7 июля 1944 года с утра начался суд. Наступила наша очередь, и два конвоира повели Ларису, Анну и меня к дому, где вершился суд. Нас ввели в комнату и посадили на длинную деревянную скамью. У окна за столом, повернутым в нашу сторону, сидел председатель военного трибунала — полковник, с обеих сторон его расположились члены тройки — лейтенант и старший лейтенант. За нами у двери с автоматом наперевес остановился конвоир. Защитника, свидетелей, следователя и прокурора на суде не было: трибунал обвинял, защищал и судил, решая все задачи сразу, не допуская ненужных разногласий в оценке вины преступников.
Председатель военного трибунала прочел обвинительное заключение, согласно которому я обвинялся по статье 54-2 УК УССР в том, что, будучи антисоветско настроенным, в октябре — ноябре 1943 года оказывал помощь контрреволюционной организации украинских националистов и вовлекал в нее других советских граждан.
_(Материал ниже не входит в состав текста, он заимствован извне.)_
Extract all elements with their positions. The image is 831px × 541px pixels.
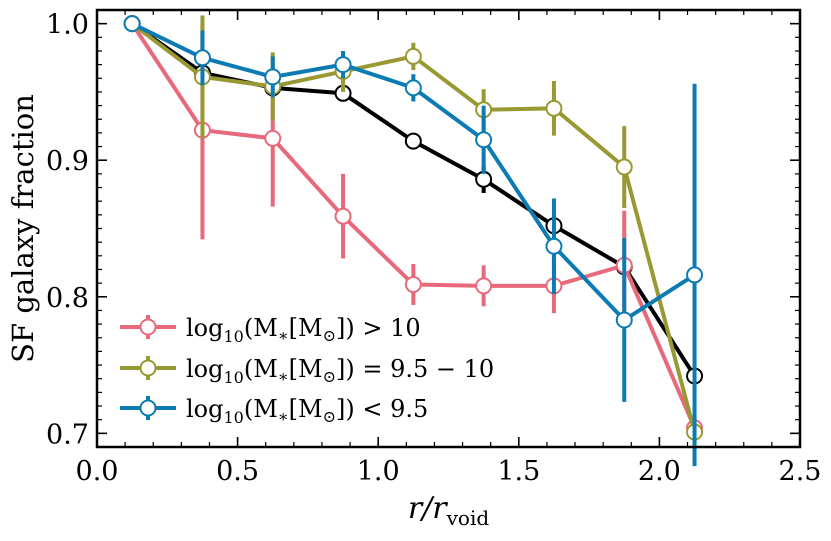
legend-swatch-marker bbox=[139, 399, 157, 417]
low-mass-point bbox=[615, 311, 633, 329]
x-tick-label: 1.0 bbox=[357, 456, 400, 487]
legend-label-part: [M bbox=[289, 314, 323, 342]
low-mass-point bbox=[686, 266, 704, 284]
legend-label: log10(M∗[M⊙]) > 10 bbox=[186, 314, 421, 346]
legend-label-part: ⊙ bbox=[323, 367, 336, 386]
legend-label-part: log bbox=[186, 314, 224, 342]
legend-label-part: ]) > 10 bbox=[336, 314, 421, 342]
low-mass-point bbox=[475, 131, 493, 149]
y-tick-label: 1.0 bbox=[46, 10, 89, 41]
mid-mass-point bbox=[404, 47, 422, 65]
axis-ticks: 0.0 0.5 1.0 1.5 2.0 2.5 0.7 0.8 0.9 1.0 bbox=[46, 9, 822, 487]
legend-label-part: [M bbox=[289, 355, 323, 383]
x-axis-label-sub: void bbox=[446, 506, 490, 530]
low-mass-point bbox=[264, 68, 282, 86]
legend-label-part: log bbox=[186, 395, 224, 423]
legend-label-part: ⊙ bbox=[323, 407, 336, 426]
legend-label-part: ∗ bbox=[278, 326, 289, 345]
low-mass-point bbox=[545, 237, 563, 255]
x-tick-label: 1.5 bbox=[497, 456, 540, 487]
low-mass-point bbox=[334, 56, 352, 74]
x-tick-label: 2.5 bbox=[779, 456, 822, 487]
plot-marks bbox=[123, 15, 704, 467]
legend-label-part: ]) = 9.5 − 10 bbox=[336, 355, 494, 383]
legend-label-part: (M bbox=[244, 314, 278, 342]
y-tick-label: 0.7 bbox=[46, 419, 89, 450]
x-axis-label-main: r/r bbox=[408, 491, 448, 526]
legend-label-part: (M bbox=[244, 395, 278, 423]
x-tick-label: 2.0 bbox=[638, 456, 681, 487]
legend-label-part: ∗ bbox=[278, 367, 289, 386]
legend-entry: log10(M∗[M⊙]) > 10 bbox=[120, 314, 421, 346]
high-mass-point bbox=[404, 275, 422, 293]
legend-label-part: ]) < 9.5 bbox=[336, 395, 428, 423]
low-mass-point bbox=[123, 15, 141, 33]
legend-label-part: 10 bbox=[224, 408, 244, 427]
high-mass-point bbox=[475, 277, 493, 295]
total-point bbox=[475, 170, 493, 188]
low-mass-point bbox=[193, 49, 211, 67]
legend-label-part: (M bbox=[244, 355, 278, 383]
legend-label-part: log bbox=[186, 355, 224, 383]
x-axis-label: r/rvoid bbox=[408, 491, 490, 530]
mid-mass-point bbox=[615, 158, 633, 176]
low-mass-series bbox=[123, 15, 704, 467]
mid-mass-point bbox=[545, 99, 563, 117]
legend-label-part: [M bbox=[289, 395, 323, 423]
legend-entry: log10(M∗[M⊙]) < 9.5 bbox=[120, 395, 428, 427]
total-point bbox=[404, 132, 422, 150]
y-axis-label: SF galaxy fraction bbox=[6, 94, 40, 363]
legend-swatch-marker bbox=[139, 359, 157, 377]
legend-label: log10(M∗[M⊙]) < 9.5 bbox=[186, 395, 428, 427]
x-tick-label: 0.5 bbox=[216, 456, 259, 487]
high-mass-point bbox=[264, 129, 282, 147]
legend-label-part: 10 bbox=[224, 368, 244, 387]
low-mass-point bbox=[404, 79, 422, 97]
legend-swatch-marker bbox=[139, 318, 157, 336]
y-tick-label: 0.8 bbox=[46, 283, 89, 314]
legend-label-part: ∗ bbox=[278, 407, 289, 426]
legend-label-part: ⊙ bbox=[323, 326, 336, 345]
y-tick-label: 0.9 bbox=[46, 146, 89, 177]
high-mass-point bbox=[334, 207, 352, 225]
legend-entry: log10(M∗[M⊙]) = 9.5 − 10 bbox=[120, 355, 494, 387]
x-tick-label: 0.0 bbox=[76, 456, 119, 487]
legend-label-part: 10 bbox=[224, 327, 244, 346]
legend-label: log10(M∗[M⊙]) = 9.5 − 10 bbox=[186, 355, 494, 387]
Статью 54-11 из обвинения исключили, так как в основном она дублировала содержание первой. Убедившись, что нам все ясно, суд предоставил последнее слово.
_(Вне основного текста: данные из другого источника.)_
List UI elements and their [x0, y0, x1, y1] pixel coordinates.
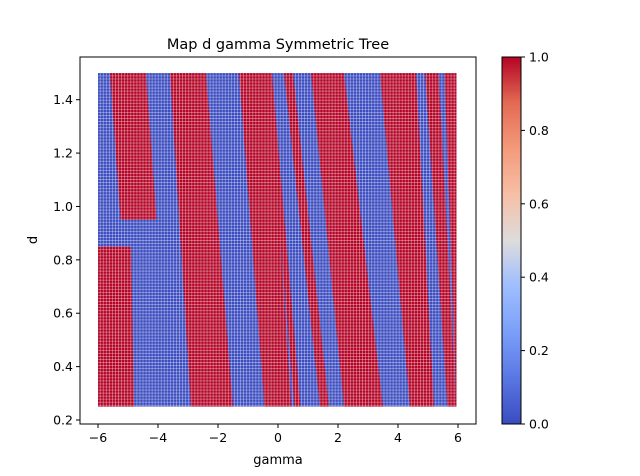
heatmap-cell-grid	[98, 73, 457, 407]
colorbar: 0.0 0.2 0.4 0.6 0.8 1.0	[501, 50, 549, 432]
y-axis-label: d	[26, 236, 41, 244]
x-axis-ticks: −6 −4 −2 0 2 4 6	[89, 424, 462, 445]
colorbar-tick-label: 0.8	[529, 123, 549, 138]
x-tick-label: −4	[149, 430, 167, 445]
colorbar-tick-label: 0.4	[529, 270, 549, 285]
y-tick-label: 0.6	[53, 306, 73, 321]
colorbar-tick-label: 0.0	[529, 417, 549, 432]
colorbar-ticks: 0.0 0.2 0.4 0.6 0.8 1.0	[521, 50, 549, 432]
x-tick-label: 4	[394, 430, 402, 445]
colorbar-tick-label: 0.6	[529, 196, 549, 211]
x-tick-label: −2	[209, 430, 227, 445]
colorbar-tick-label: 0.2	[529, 343, 549, 358]
colorbar-gradient	[501, 56, 522, 425]
colorbar-tick-label: 1.0	[529, 50, 549, 65]
chart-title: Map d gamma Symmetric Tree	[167, 37, 389, 53]
x-tick-label: −6	[89, 430, 107, 445]
y-tick-label: 1.4	[53, 92, 73, 107]
x-tick-label: 0	[274, 430, 282, 445]
x-tick-label: 6	[454, 430, 462, 445]
y-tick-label: 0.4	[53, 359, 73, 374]
y-tick-label: 0.2	[53, 412, 73, 427]
y-tick-label: 1.2	[53, 146, 73, 161]
heatmap-image	[98, 73, 457, 407]
plot-area: −6 −4 −2 0 2 4 6 0.2 0.4 0.6 0.8 1.0 1.2 1.4	[53, 56, 477, 445]
x-tick-label: 2	[334, 430, 342, 445]
y-axis-ticks: 0.2 0.4 0.6 0.8 1.0 1.2 1.4	[53, 92, 80, 427]
y-tick-label: 1.0	[53, 199, 73, 214]
y-tick-label: 0.8	[53, 252, 73, 267]
x-axis-label: gamma	[253, 453, 303, 468]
— Только коротко, в двух словах, — предупредил полковник.
Мы с Ларисой выразили сожаление о случившемся, а Анна была настроена более агрессивно и пыталась мотивировать свое отрицательное отношение к советскому строю; но председатель суда, не склонный вступать с ней в полемику, быстро оборвал ее. Минут на пять конвоир вывел нас в соседнюю комнату, после чего подсудимых снова вызвали, и председатель военного трибунала объявил приговор: мне с Ларисой по 7 лет ИТЛ, а Анне — 10 лет, с последующим поражением в правах всех сроком на 5 лет, без конфискации имущества за отсутствием такового.
Нас отвели в каменное здание, где в двух помещениях с земляными полами (большее для мужчин и меньшее для женщин) разместили осужденных. Через два дня военный трибунал уехал, и в контрразведке воцарилось временное спокойствие. Затем всех осужденных, и нас в том числе, отправили на грузовиках в одесскую тюрьму.
Из одесской тюрьмы нас вскоре перевели в киевскую колонию при Лукьяновской тюрьме, где мы работали в цехах промкомбината, а весной следующего года нас отправили на Колыму, где я работал на приисках, лежал в больнице, был в вечной ссылке — всего 14 лет. Но это уже другие воспоминания, более тяжелые и не менее поучительные.